Indian society has done great injustice to itself by ignoring the economic thoughts of national icon B.R. Ambedkar, a new book says.
"After all, his economic thoughts were not parochial," says scholar Narendra Jadhav in his latest book, "Ambedkar: An Economist Extraordinaire" (Konark).
"What Ambedkar always had in mind was in the best interest of the nation as a whole," the author says. "To brand him only as a leader of the downtrodden in India is an insult to this great patriot."
The 270-page book adds: "What is equally disheartening is depriving the Indian society of the benefit of his (Ambedkar's) economic thoughts, an act which is self-defeating for India as a nation."
Ambedkar's basic training was as an economist, Jadhav points out.
Ambedkar (1891-1956) was awarded the degrees of M.A. and PhD in economics by Columbia University in the US in 1915 and 1917 respectively.
The degree of doctor of science (DSc), which the London of School of Economics conferred on him in 1923, was also for research in economics.
Ambedkar's PhD dissertation, "The Evolution of Provincial Finance in British India", is considered a seminal contribution to the field of public finance.
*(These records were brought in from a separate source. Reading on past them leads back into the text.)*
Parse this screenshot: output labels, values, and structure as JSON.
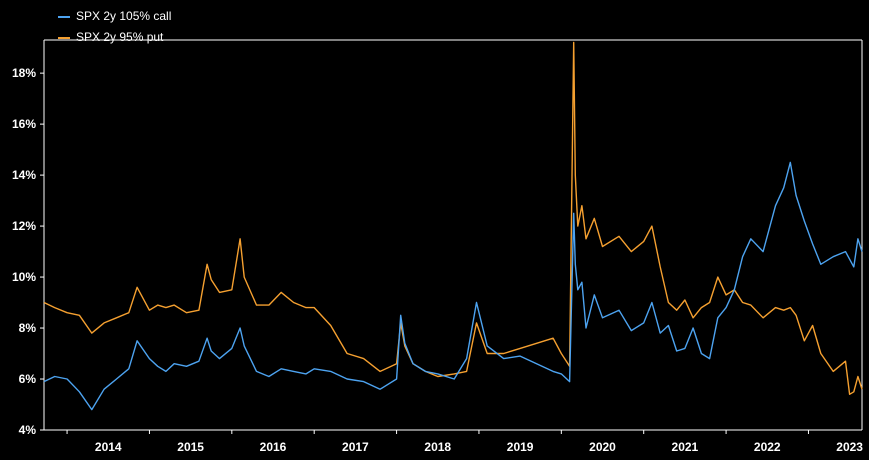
{
  "chart_data": {
    "type": "line",
    "title": "",
    "xlabel": "",
    "ylabel": "",
    "x_tick_labels": [
      "2014",
      "2015",
      "2016",
      "2017",
      "2018",
      "2019",
      "2020",
      "2021",
      "2022",
      "2023"
    ],
    "y_tick_labels": [
      "4%",
      "6%",
      "8%",
      "10%",
      "12%",
      "14%",
      "16%",
      "18%"
    ],
    "ylim": [
      4,
      19.3
    ],
    "xlim": [
      2013.72,
      2023.65
    ],
    "grid": false,
    "legend_position": "top-left",
    "series": [
      {
        "name": "SPX 2y 105% call",
        "color": "#4da3f0",
        "x": [
          2013.72,
          2013.85,
          2014.0,
          2014.15,
          2014.3,
          2014.45,
          2014.6,
          2014.75,
          2014.85,
          2015.0,
          2015.1,
          2015.2,
          2015.3,
          2015.45,
          2015.6,
          2015.7,
          2015.75,
          2015.85,
          2016.0,
          2016.1,
          2016.15,
          2016.3,
          2016.45,
          2016.6,
          2016.75,
          2016.9,
          2017.0,
          2017.2,
          2017.4,
          2017.6,
          2017.8,
          2018.0,
          2018.05,
          2018.1,
          2018.2,
          2018.35,
          2018.5,
          2018.7,
          2018.85,
          2018.97,
          2019.1,
          2019.3,
          2019.5,
          2019.7,
          2019.9,
          2020.0,
          2020.1,
          2020.15,
          2020.17,
          2020.2,
          2020.25,
          2020.3,
          2020.4,
          2020.5,
          2020.7,
          2020.85,
          2021.0,
          2021.1,
          2021.2,
          2021.3,
          2021.4,
          2021.5,
          2021.6,
          2021.7,
          2021.8,
          2021.9,
          2022.0,
          2022.1,
          2022.2,
          2022.3,
          2022.45,
          2022.6,
          2022.7,
          2022.78,
          2022.85,
          2022.95,
          2023.05,
          2023.15,
          2023.3,
          2023.45,
          2023.5,
          2023.55,
          2023.6,
          2023.65
        ],
        "values": [
          5.9,
          6.1,
          6.0,
          5.5,
          4.8,
          5.6,
          6.0,
          6.4,
          7.5,
          6.8,
          6.5,
          6.3,
          6.6,
          6.5,
          6.7,
          7.6,
          7.1,
          6.8,
          7.2,
          8.0,
          7.3,
          6.3,
          6.1,
          6.4,
          6.3,
          6.2,
          6.4,
          6.3,
          6.0,
          5.9,
          5.6,
          6.0,
          8.5,
          7.4,
          6.6,
          6.3,
          6.2,
          6.0,
          6.8,
          9.0,
          7.3,
          6.8,
          6.9,
          6.6,
          6.3,
          6.2,
          5.9,
          12.5,
          10.5,
          9.5,
          9.8,
          8.0,
          9.3,
          8.4,
          8.7,
          7.9,
          8.2,
          9.0,
          7.8,
          8.1,
          7.1,
          7.2,
          8.0,
          7.0,
          6.8,
          8.4,
          8.8,
          9.5,
          10.8,
          11.5,
          11.0,
          12.8,
          13.5,
          14.5,
          13.2,
          12.2,
          11.3,
          10.5,
          10.8,
          11.0,
          10.7,
          10.4,
          11.5,
          11.0
        ]
      },
      {
        "name": "SPX 2y 95% put",
        "color": "#f5a030",
        "x": [
          2013.72,
          2013.85,
          2014.0,
          2014.15,
          2014.3,
          2014.45,
          2014.6,
          2014.75,
          2014.85,
          2015.0,
          2015.1,
          2015.2,
          2015.3,
          2015.45,
          2015.6,
          2015.7,
          2015.75,
          2015.85,
          2016.0,
          2016.1,
          2016.15,
          2016.3,
          2016.45,
          2016.6,
          2016.75,
          2016.9,
          2017.0,
          2017.2,
          2017.4,
          2017.6,
          2017.8,
          2018.0,
          2018.05,
          2018.1,
          2018.2,
          2018.35,
          2018.5,
          2018.7,
          2018.85,
          2018.97,
          2019.1,
          2019.3,
          2019.5,
          2019.7,
          2019.9,
          2020.0,
          2020.1,
          2020.15,
          2020.17,
          2020.2,
          2020.25,
          2020.3,
          2020.4,
          2020.5,
          2020.7,
          2020.85,
          2021.0,
          2021.1,
          2021.2,
          2021.3,
          2021.4,
          2021.5,
          2021.6,
          2021.7,
          2021.8,
          2021.9,
          2022.0,
          2022.1,
          2022.2,
          2022.3,
          2022.45,
          2022.6,
          2022.7,
          2022.78,
          2022.85,
          2022.95,
          2023.05,
          2023.15,
          2023.3,
          2023.45,
          2023.5,
          2023.55,
          2023.6,
          2023.65
        ],
        "values": [
          9.0,
          8.8,
          8.6,
          8.5,
          7.8,
          8.2,
          8.4,
          8.6,
          9.6,
          8.7,
          8.9,
          8.8,
          8.9,
          8.6,
          8.7,
          10.5,
          9.9,
          9.4,
          9.5,
          11.5,
          10.0,
          8.9,
          8.9,
          9.4,
          9.0,
          8.8,
          8.8,
          8.1,
          7.0,
          6.8,
          6.3,
          6.6,
          8.2,
          7.3,
          6.6,
          6.3,
          6.1,
          6.2,
          6.3,
          8.2,
          7.0,
          7.0,
          7.2,
          7.4,
          7.6,
          7.0,
          6.5,
          19.2,
          14.0,
          12.0,
          12.8,
          11.5,
          12.3,
          11.2,
          11.6,
          11.0,
          11.4,
          12.0,
          10.4,
          9.0,
          8.7,
          9.1,
          8.4,
          8.8,
          9.0,
          10.0,
          9.3,
          9.5,
          9.0,
          8.9,
          8.4,
          8.8,
          8.7,
          8.8,
          8.5,
          7.5,
          8.1,
          7.0,
          6.3,
          6.7,
          5.4,
          5.5,
          6.1,
          5.6
        ]
      }
    ]
  }
}
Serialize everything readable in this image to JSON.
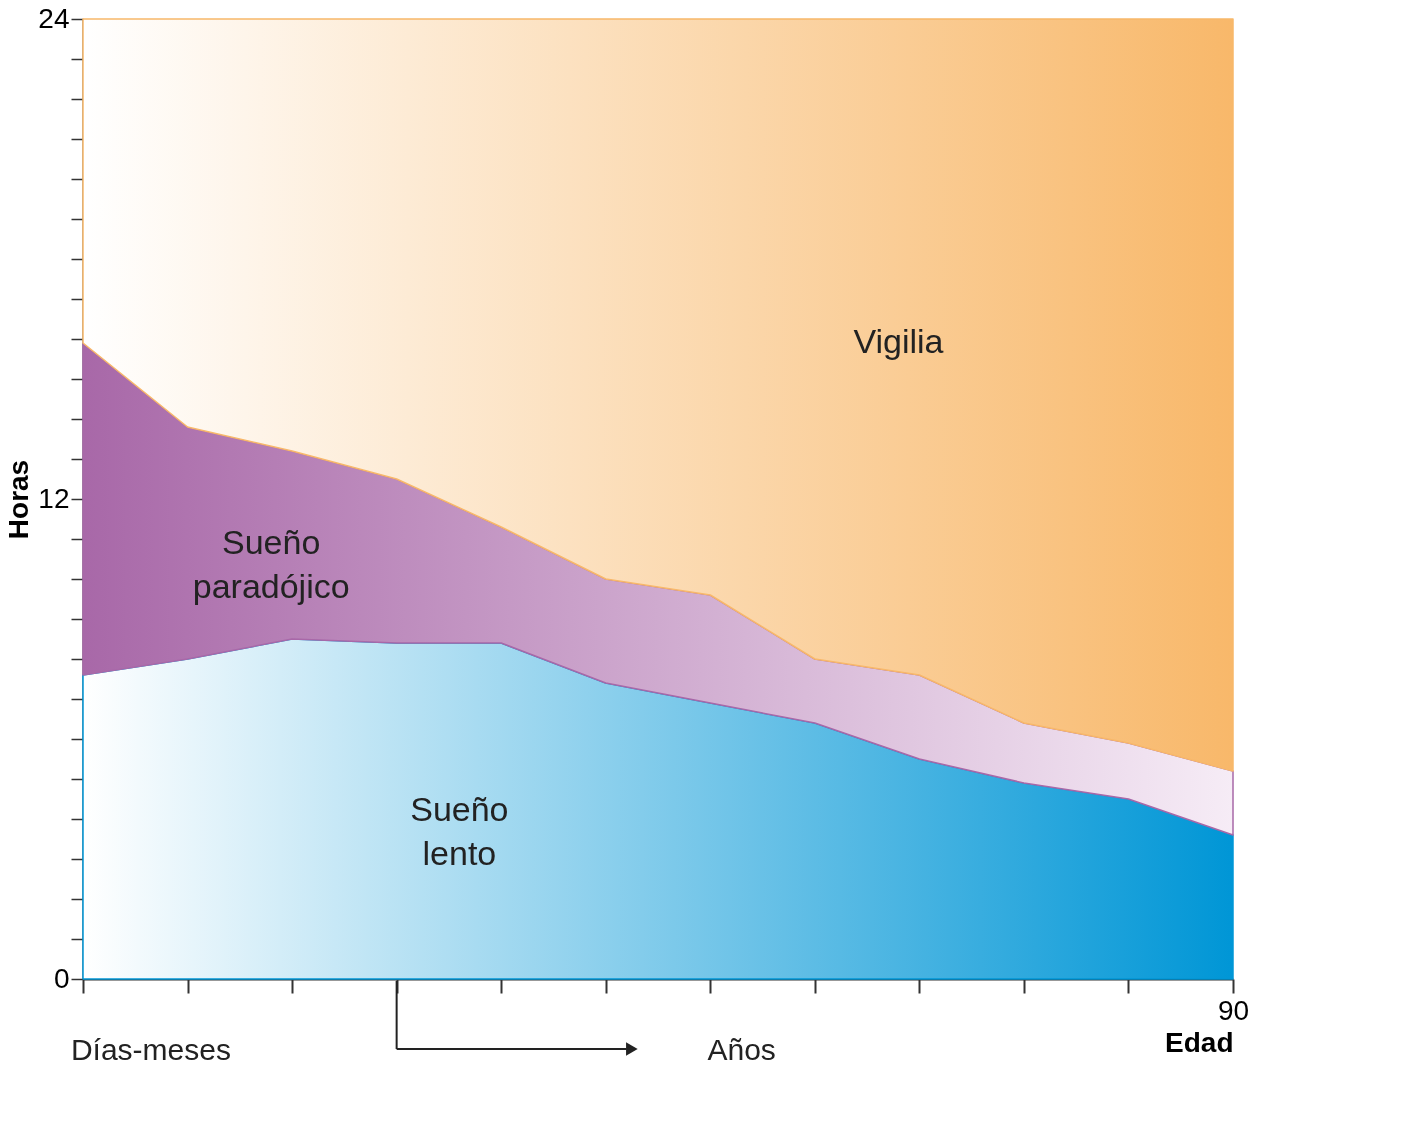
{
  "chart_data": {
    "type": "area",
    "stacked": true,
    "xlabel": "Edad",
    "ylabel": "Horas",
    "categories": [
      null,
      null,
      null,
      null,
      null,
      null,
      null,
      null,
      null,
      null,
      null,
      "90"
    ],
    "series": [
      {
        "name": "Sueño lento",
        "color": "#0096d6",
        "values": [
          7.6,
          8.0,
          8.5,
          8.4,
          8.4,
          7.4,
          6.9,
          6.4,
          5.5,
          4.9,
          4.5,
          3.6
        ]
      },
      {
        "name": "Sueño paradójico",
        "color": "#a868a8",
        "values": [
          8.3,
          5.8,
          4.7,
          4.1,
          2.9,
          2.6,
          2.7,
          1.6,
          2.1,
          1.5,
          1.4,
          1.6
        ]
      },
      {
        "name": "Vigilia",
        "color": "#f8b86a",
        "values": [
          8.1,
          10.2,
          10.8,
          11.5,
          12.7,
          14.0,
          14.4,
          16.0,
          16.4,
          17.6,
          18.1,
          18.8
        ]
      }
    ],
    "ylim": [
      0,
      24
    ],
    "yticks": [
      0,
      {
        "value": 1,
        "label": null
      },
      {
        "value": 2,
        "label": null
      },
      {
        "value": 3,
        "label": null
      },
      {
        "value": 4,
        "label": null
      },
      {
        "value": 5,
        "label": null
      },
      {
        "value": 6,
        "label": null
      },
      {
        "value": 7,
        "label": null
      },
      {
        "value": 8,
        "label": null
      },
      {
        "value": 9,
        "label": null
      },
      {
        "value": 10,
        "label": null
      },
      {
        "value": 11,
        "label": null
      },
      12,
      {
        "value": 13,
        "label": null
      },
      {
        "value": 14,
        "label": null
      },
      {
        "value": 15,
        "label": null
      },
      {
        "value": 16,
        "label": null
      },
      {
        "value": 17,
        "label": null
      },
      {
        "value": 18,
        "label": null
      },
      {
        "value": 19,
        "label": null
      },
      {
        "value": 20,
        "label": null
      },
      {
        "value": 21,
        "label": null
      },
      {
        "value": 22,
        "label": null
      },
      {
        "value": 23,
        "label": null
      },
      24
    ],
    "annotations": [
      "Días-meses",
      "Años"
    ],
    "grid": false
  }
}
It analysed the evolution of the centre-state financial relations in British India.
His DSc dissertation, "The Problem of the Rupee: Its Origin and Its Solution", is a magnum opus and seen as a major contribution to the field of monetary economics.
"Ambedkar's professional career bears a distinct imprint of an economist," the book says.
"Various memoranda and statements that he submitted to the government (under British rule as well as in independent India) are indicative of his deep insights into India's economic problems.
"His speeches are replete with stimulating economic thoughts. He is probably the first thinker to analyse economic dimensions of social maladies in India, such as the caste system and untouchability."
Jadhav says that not many economists are even aware that on the currency question, Ambedkar crossed swords with influential economic thinkers such as John Maynard Keynes.
The book says that Ambedkar -- who later embraced Buddhism -- presented a perceptive critique of Marxism in his essay, "Buddha or Karl Marx".
He also spelt out his views on the ideal strategy for India's economic development in his Memorandum, "States and Minorities" (1947).
The book says that the widespread ignorance regarding Ambedkar's contribution as an economist was "shocking and unfortunate".
Jadhav says that due honour had been given to the contributions of Dadabhai Nauroji and Mahadev Govind Ranade both as freedom fighters and as economists.
"But the same, unfortunately, has not happened in the case of Ambedkar although his contribution to economics was no less important, to say the least."
Jadhav, an economist, educationist and administrator, has been a member of the Planning Commission and chief economist of the Reserve Bank of India.